¶ … American History?
The technique of oral history, sampling the life of one person or several people to gain a portrait of the era is deployed in a uniquely effective fashion in Having Our Say. Simply by virtue of their longevity, the Delaney sisters had lives that intersected with the most seismic national and international events that shook the 20th century, including the American civil rights movement, the Great Depression, as well as two world wars. As African-Americans and as women, they could not help 'having a say' about the social history of the 20th century.
But these women are more than real-life 'Forest Gumps.' They are not mere witnesses to history. They are unusual and extraordinary in the sense that they are, respectively 101 and 103 years old are unmarried, and they still live together. These facts alone would make them distinctive. But the sisters are also both former working professionals. Sadie devoted her life to teaching domestic science. She was first black domestic science teacher in the New York City high schools. Although a quiet woman who calls herself a mama's child, she held herself proud and strong in the face of racism. Bessie faced so much racism and sexism when she was black female member of her Columbia University Dental School class in the 1920s; she said she emerged alive out of the bracing academic experience via sheer determination alone. Then, Bessie went on to practice dentistry in New York after her graduation.
Although born Southerners and living in the South when their story was chronicled by the New York Times reporter who co-authored the book, the sisters spent most in the 1920s in Harlem. During the height of the citywide popularity of the Cotton Club and the Harlem Renaissance, they became involved with black activists and were active integrationists. They moved to the before all-white Mount Vernon suburb of New York together as an act of social defiance and to seek a more comfortable place to reside.
In a way, both sisters collectively are a reproach to the 'Forest Gump' construction of history as something that happens to other people, while most of us observe it from afar. Although unknown, these strong-minded and willed women are history in their very persons, suggests the author, who writes the text in their voices. The two women were born during the era of sharecropping in the South -- Sadie was born 1889 and Bessie was born 1891 in Raleigh, North Carolina. But they went on to become historical forces, rather than become oppressed by history.

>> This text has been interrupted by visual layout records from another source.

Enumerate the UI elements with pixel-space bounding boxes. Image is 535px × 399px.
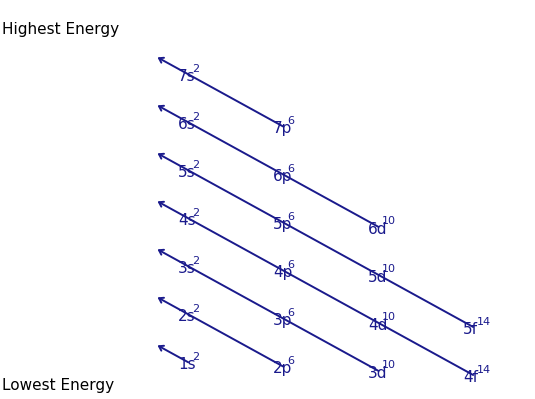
- Text: 4p: 4p: [273, 265, 292, 280]
- Text: 6: 6: [287, 260, 294, 270]
- Text: 2p: 2p: [273, 361, 292, 376]
- Text: 4s: 4s: [178, 213, 196, 228]
- Text: 5s: 5s: [178, 165, 196, 180]
- Text: 2: 2: [192, 208, 199, 218]
- Text: 2: 2: [192, 64, 199, 74]
- Text: 1s: 1s: [178, 357, 196, 372]
- Text: 4d: 4d: [368, 318, 387, 332]
- Text: 6: 6: [287, 212, 294, 222]
- Text: 4f: 4f: [463, 370, 478, 385]
- Text: 2: 2: [192, 304, 199, 314]
- Text: 14: 14: [477, 365, 491, 375]
- Text: Lowest Energy: Lowest Energy: [2, 378, 114, 393]
- Text: 3p: 3p: [273, 313, 293, 328]
- Text: Highest Energy: Highest Energy: [2, 22, 119, 37]
- Text: 2: 2: [192, 352, 199, 362]
- Text: 6: 6: [287, 308, 294, 318]
- Text: 2s: 2s: [178, 309, 196, 324]
- Text: 7s: 7s: [178, 69, 196, 84]
- Text: 5f: 5f: [463, 322, 478, 337]
- Text: 2: 2: [192, 256, 199, 266]
- Text: 6d: 6d: [368, 221, 387, 237]
- Text: 6: 6: [287, 116, 294, 126]
- Text: 3d: 3d: [368, 365, 387, 381]
- Text: 7p: 7p: [273, 121, 292, 136]
- Text: 2: 2: [192, 160, 199, 170]
- Text: 5d: 5d: [368, 269, 387, 284]
- Text: 10: 10: [382, 361, 396, 371]
- Text: 10: 10: [382, 217, 396, 227]
- Text: 10: 10: [382, 265, 396, 275]
- Text: 6p: 6p: [273, 169, 293, 184]
- Text: 2: 2: [192, 112, 199, 122]
- Text: 6s: 6s: [178, 117, 196, 132]
- Text: 6: 6: [287, 164, 294, 174]
- Text: 5p: 5p: [273, 217, 292, 232]
- Text: 10: 10: [382, 312, 396, 322]
- Text: 14: 14: [477, 317, 491, 327]
- Text: 3s: 3s: [178, 261, 196, 276]
- Text: 6: 6: [287, 356, 294, 366]
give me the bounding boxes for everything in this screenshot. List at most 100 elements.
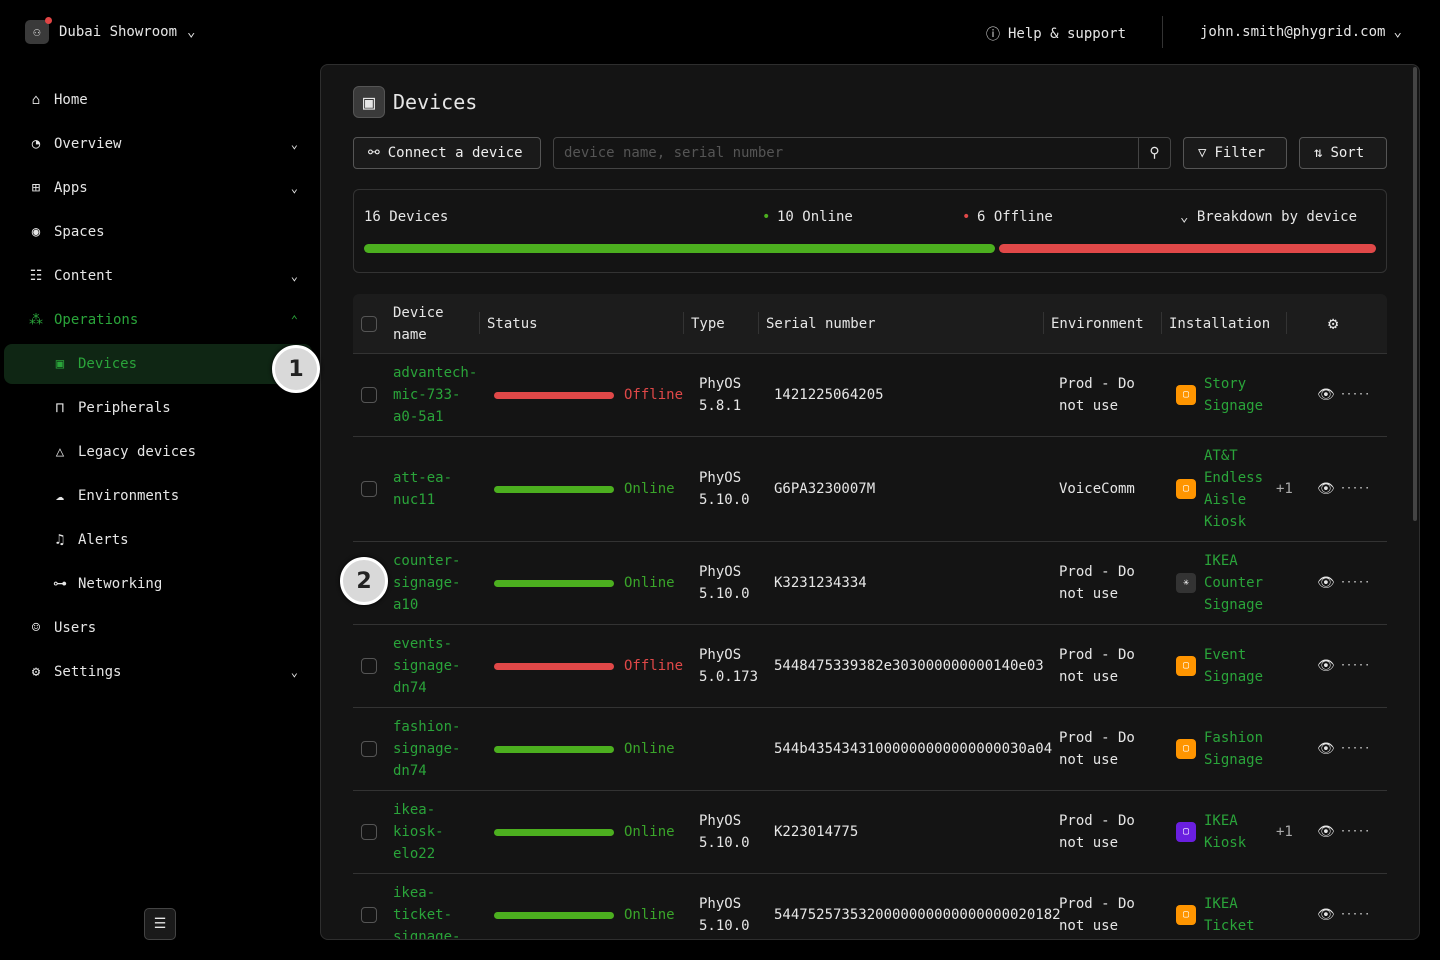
serial-number: 1421225064205 — [774, 387, 884, 403]
table-row[interactable]: ikea-kiosk-elo22 Online PhyOS 5.10.0 K22… — [353, 791, 1387, 874]
sort-button[interactable]: ⇅ Sort — [1299, 137, 1387, 169]
column-header-installation[interactable]: Installation — [1169, 315, 1271, 332]
breakdown-toggle[interactable]: ⌄ Breakdown by device — [1180, 209, 1358, 225]
view-icon[interactable]: 👁︎ — [1317, 824, 1335, 840]
more-options-icon[interactable]: ····· — [1340, 909, 1371, 920]
device-name-link[interactable]: att-ea-nuc11 — [393, 470, 453, 508]
view-icon[interactable]: 👁︎ — [1317, 907, 1335, 923]
more-options-icon[interactable]: ····· — [1340, 660, 1371, 671]
sidebar-item-legacy-devices[interactable]: △ Legacy devices — [0, 430, 316, 474]
more-options-icon[interactable]: ····· — [1340, 743, 1371, 754]
view-icon[interactable]: 👁︎ — [1317, 387, 1335, 403]
column-header-status[interactable]: Status — [487, 315, 538, 332]
search-input[interactable] — [554, 138, 1138, 168]
status: Online — [494, 904, 675, 926]
user-icon: ⚇ — [33, 25, 41, 39]
help-link[interactable]: ⓘ Help & support — [986, 24, 1126, 44]
status-bar — [494, 579, 614, 587]
sidebar-item-content[interactable]: ☷ Content ⌄ — [0, 254, 316, 298]
more-options-icon[interactable]: ····· — [1340, 389, 1371, 400]
more-options-icon[interactable]: ····· — [1340, 577, 1371, 588]
table-row[interactable]: fashion-signage-dn74 Online 544b43543431… — [353, 708, 1387, 791]
sidebar-item-users[interactable]: ☺ Users — [0, 606, 316, 650]
collapse-sidebar-button[interactable]: ☰ — [144, 908, 176, 940]
sidebar-item-environments[interactable]: ☁ Environments — [0, 474, 316, 518]
installation-link[interactable]: Story Signage — [1204, 376, 1264, 414]
sidebar: ⌂ Home ◔ Overview ⌄ ⊞ Apps ⌄ ◉ Spaces ☷ Content ⌄ ⁂ Op… — [0, 78, 316, 694]
org-switcher[interactable]: ⚇ Dubai Showroom ⌄ — [25, 17, 195, 44]
row-checkbox[interactable] — [361, 824, 377, 840]
row-checkbox[interactable] — [361, 481, 377, 497]
serial-number: 544b43543431000000000000000030a04 — [774, 741, 1053, 757]
installation-link[interactable]: AT&T Endless Aisle Kiosk — [1204, 448, 1264, 530]
device-name-link[interactable]: events-signage-dn74 — [393, 636, 461, 696]
device-name-link[interactable]: advantech-mic-733-a0-5a1 — [393, 365, 478, 425]
table-row[interactable]: att-ea-nuc11 Online PhyOS 5.10.0 G6PA323… — [353, 437, 1387, 542]
more-options-icon[interactable]: ····· — [1340, 483, 1371, 494]
more-options-icon[interactable]: ····· — [1340, 826, 1371, 837]
view-icon[interactable]: 👁︎ — [1317, 658, 1335, 674]
installation-link[interactable]: Fashion Signage — [1204, 730, 1264, 768]
device-name-link[interactable]: ikea-ticket-signage- — [393, 885, 461, 940]
device-count: 16 Devices — [364, 209, 449, 225]
table-row[interactable]: ikea-ticket-signage- Online PhyOS 5.10.0… — [353, 874, 1387, 940]
installation-app-icon: ▢ — [1176, 822, 1196, 842]
sidebar-item-devices[interactable]: ▣ Devices — [4, 344, 312, 384]
status-bar — [494, 662, 614, 670]
view-icon[interactable]: 👁︎ — [1317, 575, 1335, 591]
search-field: ⚲ — [553, 137, 1171, 169]
top-bar: ⚇ Dubai Showroom ⌄ ⓘ Help & support john.… — [0, 0, 1440, 64]
avatar: ⚇ — [25, 17, 52, 44]
installation-link[interactable]: Event Signage — [1204, 647, 1264, 685]
column-header-device-name[interactable]: Device name — [393, 304, 444, 343]
sidebar-item-networking[interactable]: ⊶ Networking — [0, 562, 316, 606]
select-all-checkbox[interactable] — [361, 315, 377, 332]
search-icon: ⚲ — [1149, 145, 1160, 161]
view-icon[interactable]: 👁︎ — [1317, 481, 1335, 497]
filter-label: Filter — [1214, 145, 1266, 161]
table-row[interactable]: events-signage-dn74 Offline PhyOS 5.0.17… — [353, 625, 1387, 708]
connect-device-button[interactable]: ⚯ Connect a device — [353, 137, 541, 169]
chevron-down-icon: ⌄ — [290, 269, 298, 283]
search-button[interactable]: ⚲ — [1138, 138, 1170, 168]
device-name-link[interactable]: counter-signage-a10 — [393, 553, 461, 613]
environment: Prod - Do not use — [1059, 647, 1135, 685]
device-type: PhyOS 5.0.173 — [699, 647, 759, 685]
notification-dot — [45, 17, 52, 24]
sidebar-item-home[interactable]: ⌂ Home — [0, 78, 316, 122]
installation-link[interactable]: IKEA Ticket — [1204, 896, 1255, 934]
user-menu[interactable]: john.smith@phygrid.com ⌄ — [1200, 24, 1402, 40]
row-checkbox[interactable] — [361, 907, 377, 923]
sidebar-item-label: Spaces — [54, 224, 105, 240]
column-header-environment[interactable]: Environment — [1051, 315, 1144, 332]
plug-icon: ⊓ — [55, 400, 65, 416]
sidebar-item-apps[interactable]: ⊞ Apps ⌄ — [0, 166, 316, 210]
installation-link[interactable]: IKEA Kiosk — [1204, 813, 1247, 851]
device-name-link[interactable]: fashion-signage-dn74 — [393, 719, 461, 779]
row-checkbox[interactable] — [361, 741, 377, 757]
filter-button[interactable]: ▽ Filter — [1183, 137, 1287, 169]
sidebar-item-label: Operations — [54, 312, 139, 328]
status-bar — [494, 485, 614, 493]
column-settings-icon[interactable]: ⚙ — [1328, 313, 1339, 334]
row-checkbox[interactable] — [361, 658, 377, 674]
table-row[interactable]: advantech-mic-733-a0-5a1 Offline PhyOS 5… — [353, 354, 1387, 437]
view-icon[interactable]: 👁︎ — [1317, 741, 1335, 757]
sidebar-item-operations[interactable]: ⁂ Operations ⌃ — [0, 298, 316, 342]
sidebar-item-spaces[interactable]: ◉ Spaces — [0, 210, 316, 254]
row-checkbox[interactable] — [361, 387, 377, 403]
column-header-serial-number[interactable]: Serial number — [766, 315, 876, 332]
sidebar-item-alerts[interactable]: ♫ Alerts — [0, 518, 316, 562]
online-count: 10 Online — [777, 209, 853, 225]
sidebar-item-peripherals[interactable]: ⊓ Peripherals — [0, 386, 316, 430]
installation-link[interactable]: IKEA Counter Signage — [1204, 553, 1264, 613]
column-divider — [479, 312, 480, 334]
sidebar-item-settings[interactable]: ⚙ Settings ⌄ — [0, 650, 316, 694]
scrollbar[interactable] — [1413, 67, 1417, 521]
table-row[interactable]: counter-signage-a10 Online PhyOS 5.10.0 … — [353, 542, 1387, 625]
device-type: PhyOS 5.10.0 — [699, 470, 750, 508]
chevron-down-icon: ⌄ — [290, 665, 298, 679]
column-header-type[interactable]: Type — [691, 315, 725, 332]
sidebar-item-overview[interactable]: ◔ Overview ⌄ — [0, 122, 316, 166]
device-name-link[interactable]: ikea-kiosk-elo22 — [393, 802, 444, 862]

This may be rooted in their parentage. Their father was born into slavery and only freed because of the Emancipation Proclamation. Yet he became an administrator at a college and America's first elected black Episcopal bishop. Thus, the story of the Delaney family stands as a powerful refutation to the idea that somehow, African-Americans where 'liberated by whites,' of that the history of African-Americans in America is merely of oppression -- it is also one of triumph and constructive achievement, even before the laws and social policies caught up with the achievements of individuals such as the Delaney sisters and their father.